Lines of refugees in tatters
I fled blindly, surrounded by smoke, and arrived at the main road in front of the Red Cross Hospital.
It was there that I came across a line of people in rags, covered in burns and looking like ghosts, with their hands held out in front of them.
I joined the line too.
I moved forward with them, watching a young man walking unsteadily, holding in his palm his left eyeball, which had fallen out. Suddenly a woman's hand grabbed my leg.
I tried desperately to brush her aside.
She was trapped to the waist by a collapsed wall, and was asking for help.
The injured soldiers walking beside me also passed by, pretending not to see her.
Vomiting many times along the way, I mustered all my energy to cross Miyuki Bridge, but passed out near Tanna Station on the former Ujina line.
When I came to I had been brought into a nearby home.
That evening I made my way back to my evacuation home in Hesaka on the Ujina line, changing to the Geibi line.
By the time I got there it was close to midnight.
Viewed from Hesaka Station, the sky over Hiroshima was blazing a bright red color.
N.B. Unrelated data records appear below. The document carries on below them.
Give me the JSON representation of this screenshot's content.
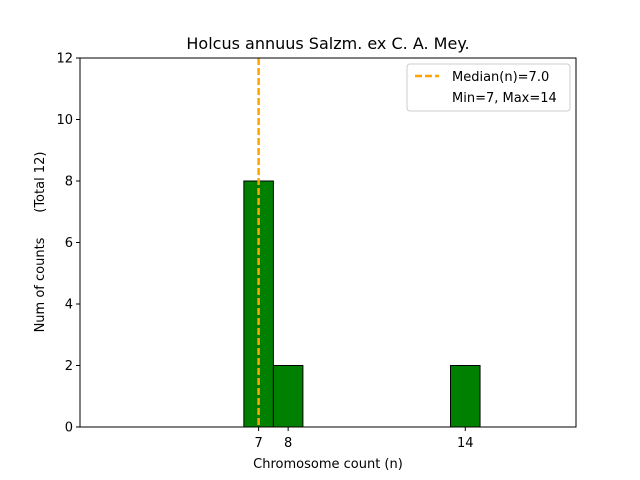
{
  "chart_data": {
    "type": "bar",
    "title": "Holcus annuus Salzm. ex C. A. Mey.",
    "xlabel": "Chromosome count (n)",
    "ylabel": "Num of counts      (Total 12)",
    "xticks": [
      7,
      8,
      14
    ],
    "yticks": [
      0,
      2,
      4,
      6,
      8,
      10,
      12
    ],
    "xlim": [
      0.95,
      17.75
    ],
    "ylim": [
      0,
      12
    ],
    "bins": [
      {
        "x0": 6.5,
        "x1": 7.5,
        "value": 8
      },
      {
        "x0": 7.5,
        "x1": 8.5,
        "value": 2
      },
      {
        "x0": 13.5,
        "x1": 14.5,
        "value": 2
      }
    ],
    "median": 7.0,
    "legend": {
      "position": "top-right",
      "entries": [
        "Median(n)=7.0",
        "Min=7, Max=14"
      ]
    },
    "colors": {
      "bar": "#008000",
      "bar_edge": "#000000",
      "median_line": "#FFA500"
    }
  }
}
Facing the direction of the school, I put my hands together and apologized continuously to the friends I had left behind.
Hovering on the brink of death
I was suffering from a high fever when I heard the Imperial decree announcing Japan's defeat on August 15.
At that time almost all my hair had fallen out, and my gums were continuously bleeding.
My mother had heard a rumor that the atomic bomb (or "flash-boom" as we called it) had contained poison, so she boiled the medicinal herb dokudani and gave it to me to drink, as well as baking the leaves and applying them to my festering wounds.
Around August 20 the fever reached 42 degrees.
Purple spots appeared all over my body, and even the doctor gave up, not knowing how to treat it.
However in September the fever mysteriously started going down.
Cancer attacks surviving friends
Of my 300 classmates at the time, only nineteen managed to overcome acute radiation sickness and go back to school.
When we were in the second year of high school, one classmate passed away from uncontrolled hemorrhaging, and just before graduation from university another passed away from leukemia.
After that, the illness that has taken all of those friends who have passed away as we get older is cancer.
There are already sixteen who have passed away, and the three surviving, including myself, are suffering from compound cancer.
My "abnormal chromosome" resulting from the bombing
My friends contracted cancer when they were young, but mine was late-occurring cancer, from the age of 60.
First was rectal cancer.
I was told that the stomach cancer that came three years later was not metastasis but rather primary cancer.
I was also told that the thyroid cancer that I contracted when I was 70 was not metastasis but compound cancer peculiar to atomic bomb survivors.
Since the age of 65 I have had operations in 16 places for skin cancer.
I was told by specialists at the Radiation Effects Research Foundation that because I experienced the bombing at close range, a chromosomal abnormality known as "translocation" was found.
There were 102 instances of translocation found in 100 cells, and because of this the amount of radiation I experienced was 4.6Gy gamma rays.
Apparently a half lethal dose is 4.0Gy gamma rays (mortality rate of 50%).